High-school graduates from Taiwan are not just targeting the top universities on the mainland, such as Tsinghua and Peking University, some relatively less prominent universities are also popular. Sun Yat-sen University in Guangzhou, Guangdong Province is an example.

According to the data provided by Sun Yat-sen University, there are almost 600 applications from Taiwan's high-school graduates this year - a four-fold rise over the last year. The university shortlisted 200 applicants for interview, China Central Television reported on May 20.

"When I was in primary school and junior high-school, there were not so many people coming to the mainland for higher education, but after I entered high school, there was a spurt in students around me with plans to go to universities on the mainland," said Ivan Lin, 19, another student admitted to Tsinghua University. Lin was selected for admission to NTU but he decided to join Tsinghua.
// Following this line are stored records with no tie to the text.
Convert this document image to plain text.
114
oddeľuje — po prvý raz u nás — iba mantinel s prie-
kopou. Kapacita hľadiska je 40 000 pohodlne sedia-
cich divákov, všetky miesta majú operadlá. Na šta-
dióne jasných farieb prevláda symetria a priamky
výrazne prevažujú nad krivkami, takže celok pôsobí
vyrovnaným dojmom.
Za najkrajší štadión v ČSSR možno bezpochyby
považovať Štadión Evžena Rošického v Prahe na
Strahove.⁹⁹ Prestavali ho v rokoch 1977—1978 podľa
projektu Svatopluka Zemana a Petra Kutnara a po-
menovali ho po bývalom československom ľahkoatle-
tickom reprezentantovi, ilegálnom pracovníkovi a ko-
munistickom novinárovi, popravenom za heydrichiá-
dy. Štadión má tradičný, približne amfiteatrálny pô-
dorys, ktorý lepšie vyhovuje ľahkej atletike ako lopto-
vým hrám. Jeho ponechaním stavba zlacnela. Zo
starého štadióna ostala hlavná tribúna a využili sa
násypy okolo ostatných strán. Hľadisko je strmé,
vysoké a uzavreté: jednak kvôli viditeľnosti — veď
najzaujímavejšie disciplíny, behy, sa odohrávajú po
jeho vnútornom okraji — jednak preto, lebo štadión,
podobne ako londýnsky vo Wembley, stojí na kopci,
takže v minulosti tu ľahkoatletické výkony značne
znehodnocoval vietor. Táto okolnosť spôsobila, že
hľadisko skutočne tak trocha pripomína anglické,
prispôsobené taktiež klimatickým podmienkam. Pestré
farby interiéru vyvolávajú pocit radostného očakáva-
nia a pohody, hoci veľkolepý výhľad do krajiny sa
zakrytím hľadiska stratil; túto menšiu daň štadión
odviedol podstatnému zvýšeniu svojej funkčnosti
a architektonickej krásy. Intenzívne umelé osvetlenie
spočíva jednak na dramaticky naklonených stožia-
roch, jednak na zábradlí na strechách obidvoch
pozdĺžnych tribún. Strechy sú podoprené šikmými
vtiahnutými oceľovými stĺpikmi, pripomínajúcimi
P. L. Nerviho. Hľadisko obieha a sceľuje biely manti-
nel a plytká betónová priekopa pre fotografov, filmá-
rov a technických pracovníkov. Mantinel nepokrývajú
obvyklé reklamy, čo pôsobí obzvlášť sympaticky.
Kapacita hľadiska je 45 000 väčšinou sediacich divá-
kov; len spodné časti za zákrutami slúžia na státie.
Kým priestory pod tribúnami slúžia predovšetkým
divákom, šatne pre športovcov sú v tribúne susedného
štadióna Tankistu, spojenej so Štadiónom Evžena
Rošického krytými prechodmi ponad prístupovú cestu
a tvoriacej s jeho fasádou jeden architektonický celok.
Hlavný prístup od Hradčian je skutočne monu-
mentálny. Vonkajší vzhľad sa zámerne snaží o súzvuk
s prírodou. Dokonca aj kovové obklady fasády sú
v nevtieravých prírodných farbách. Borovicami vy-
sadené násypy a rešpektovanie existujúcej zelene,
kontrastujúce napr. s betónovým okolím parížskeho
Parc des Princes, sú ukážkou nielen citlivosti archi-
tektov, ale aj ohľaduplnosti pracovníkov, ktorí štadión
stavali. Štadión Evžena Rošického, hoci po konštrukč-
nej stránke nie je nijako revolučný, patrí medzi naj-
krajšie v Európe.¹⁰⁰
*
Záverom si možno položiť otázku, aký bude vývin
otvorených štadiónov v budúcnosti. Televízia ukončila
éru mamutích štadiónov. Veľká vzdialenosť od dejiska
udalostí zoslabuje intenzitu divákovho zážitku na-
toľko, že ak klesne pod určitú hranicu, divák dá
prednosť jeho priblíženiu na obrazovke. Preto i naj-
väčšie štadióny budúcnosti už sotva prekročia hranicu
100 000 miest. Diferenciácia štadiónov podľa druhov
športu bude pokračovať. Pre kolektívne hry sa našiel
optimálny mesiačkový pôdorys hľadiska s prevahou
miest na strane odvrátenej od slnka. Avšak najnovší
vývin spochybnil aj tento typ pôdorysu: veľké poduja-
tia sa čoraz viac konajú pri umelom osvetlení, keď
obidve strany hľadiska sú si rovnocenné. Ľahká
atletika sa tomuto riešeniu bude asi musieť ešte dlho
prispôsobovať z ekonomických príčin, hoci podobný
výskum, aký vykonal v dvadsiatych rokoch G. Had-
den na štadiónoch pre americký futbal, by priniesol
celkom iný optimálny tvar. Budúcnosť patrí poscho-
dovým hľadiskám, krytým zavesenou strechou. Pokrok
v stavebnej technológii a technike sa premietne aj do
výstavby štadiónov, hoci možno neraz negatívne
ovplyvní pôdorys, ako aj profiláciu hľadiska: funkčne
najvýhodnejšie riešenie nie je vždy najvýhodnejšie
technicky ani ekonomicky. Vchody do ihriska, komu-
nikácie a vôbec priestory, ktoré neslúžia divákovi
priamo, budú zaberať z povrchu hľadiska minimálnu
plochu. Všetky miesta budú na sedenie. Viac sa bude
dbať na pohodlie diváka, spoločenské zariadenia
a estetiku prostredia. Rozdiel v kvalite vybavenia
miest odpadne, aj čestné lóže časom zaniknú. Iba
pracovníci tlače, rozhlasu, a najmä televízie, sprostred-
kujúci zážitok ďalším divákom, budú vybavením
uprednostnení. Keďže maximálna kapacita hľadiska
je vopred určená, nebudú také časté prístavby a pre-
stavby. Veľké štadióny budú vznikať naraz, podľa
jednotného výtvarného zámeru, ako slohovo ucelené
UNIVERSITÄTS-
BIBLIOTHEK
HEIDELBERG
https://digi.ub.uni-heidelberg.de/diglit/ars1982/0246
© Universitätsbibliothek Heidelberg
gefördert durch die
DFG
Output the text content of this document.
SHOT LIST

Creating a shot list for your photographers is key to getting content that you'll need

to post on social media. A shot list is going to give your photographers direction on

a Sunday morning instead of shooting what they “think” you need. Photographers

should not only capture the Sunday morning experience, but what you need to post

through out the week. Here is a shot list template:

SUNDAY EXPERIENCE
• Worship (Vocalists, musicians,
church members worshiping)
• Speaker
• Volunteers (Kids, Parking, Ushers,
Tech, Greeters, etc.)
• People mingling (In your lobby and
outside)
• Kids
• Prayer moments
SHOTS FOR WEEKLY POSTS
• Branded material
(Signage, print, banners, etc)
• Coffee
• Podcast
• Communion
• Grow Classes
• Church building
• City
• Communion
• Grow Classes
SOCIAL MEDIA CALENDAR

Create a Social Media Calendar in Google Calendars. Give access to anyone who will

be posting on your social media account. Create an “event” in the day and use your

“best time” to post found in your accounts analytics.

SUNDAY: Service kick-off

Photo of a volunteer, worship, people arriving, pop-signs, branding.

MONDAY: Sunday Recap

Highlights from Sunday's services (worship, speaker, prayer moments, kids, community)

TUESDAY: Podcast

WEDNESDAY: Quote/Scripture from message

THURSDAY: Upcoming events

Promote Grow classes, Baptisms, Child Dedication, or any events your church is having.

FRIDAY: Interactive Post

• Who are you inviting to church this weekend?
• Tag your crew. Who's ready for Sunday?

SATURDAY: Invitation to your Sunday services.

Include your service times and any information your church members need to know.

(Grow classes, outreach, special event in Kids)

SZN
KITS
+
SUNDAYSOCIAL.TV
Huang echoes what Lin said: "Except Tsinghua and PKU, many classmates also applied for other universities on the mainland such as Wuhan University and Chongqing University."

Voting with feet

After the Democratic Progressive Party (DPP) became the ruling party of the island in 2016, cross-Straits relations have been volatile since DPP refuses to recognize the 1992 Consensus, which embodies the one-China principle. It also pushes for "desinicization."

However, the DPP's policy on the island is not working well.

The DPP cannot stop the youth of Taiwan to "vote with feet," said Zheng Boyu, 31, from Taiwan and based in Beijing - the manager of Vstartup Station of Taiwan, an institution helping Taiwanese youth apply to Chinese mainland universities, obtain internship opportunities in companies or start up their own business on the mainland.

The income of Taiwan's residents has been stagnant for about 16 years, while on the other hand, the mainland is developing at a remarkable pace, Zheng said.

According to latest data about income of Chinese university graduates, if Taiwan students come to study in mainland universities which rank above 106 and work on the mainland after graduating, their income will definitely be higher than Taiwan's average, and this is why applicants from Taiwan are increasing in recent years," said Yu Qiang, an associate professor on Taiwan studies at the University of International Relations.

Lower the cost of integration

"The mainland will create a better environment and more opportunities for Taiwan students to study, undertake internships, obtain employment or start up business here," said An Fengshan, spokesperson for the Taiwan Affairs Office of the State Council, at a press conference.

"It's a natural choice and an irresistible trend for Taiwan students to apply to mainland colleges," An said, noting that Taiwan students were going after better chances to realize their dreams, and their parents also want them to have better educational opportunities, Xinhua reported.

Lin, the student from Taiwan admitted to Tsinghua, said, "For my generation in Taiwan, we are very likely to work on the mainland, so if we can come here early, we can start to build the connections with people earlier, and adapt to the mainland's speed, environment, rules and situation as soon as possible."

"The mainland and Taiwan should both work toward lowering the cost of integration for the next generation. Education and employment are the best options, and with time, quantitative changes will lead to qualitative ones, bringing improvement to Cross-Straits relations," Zheng said.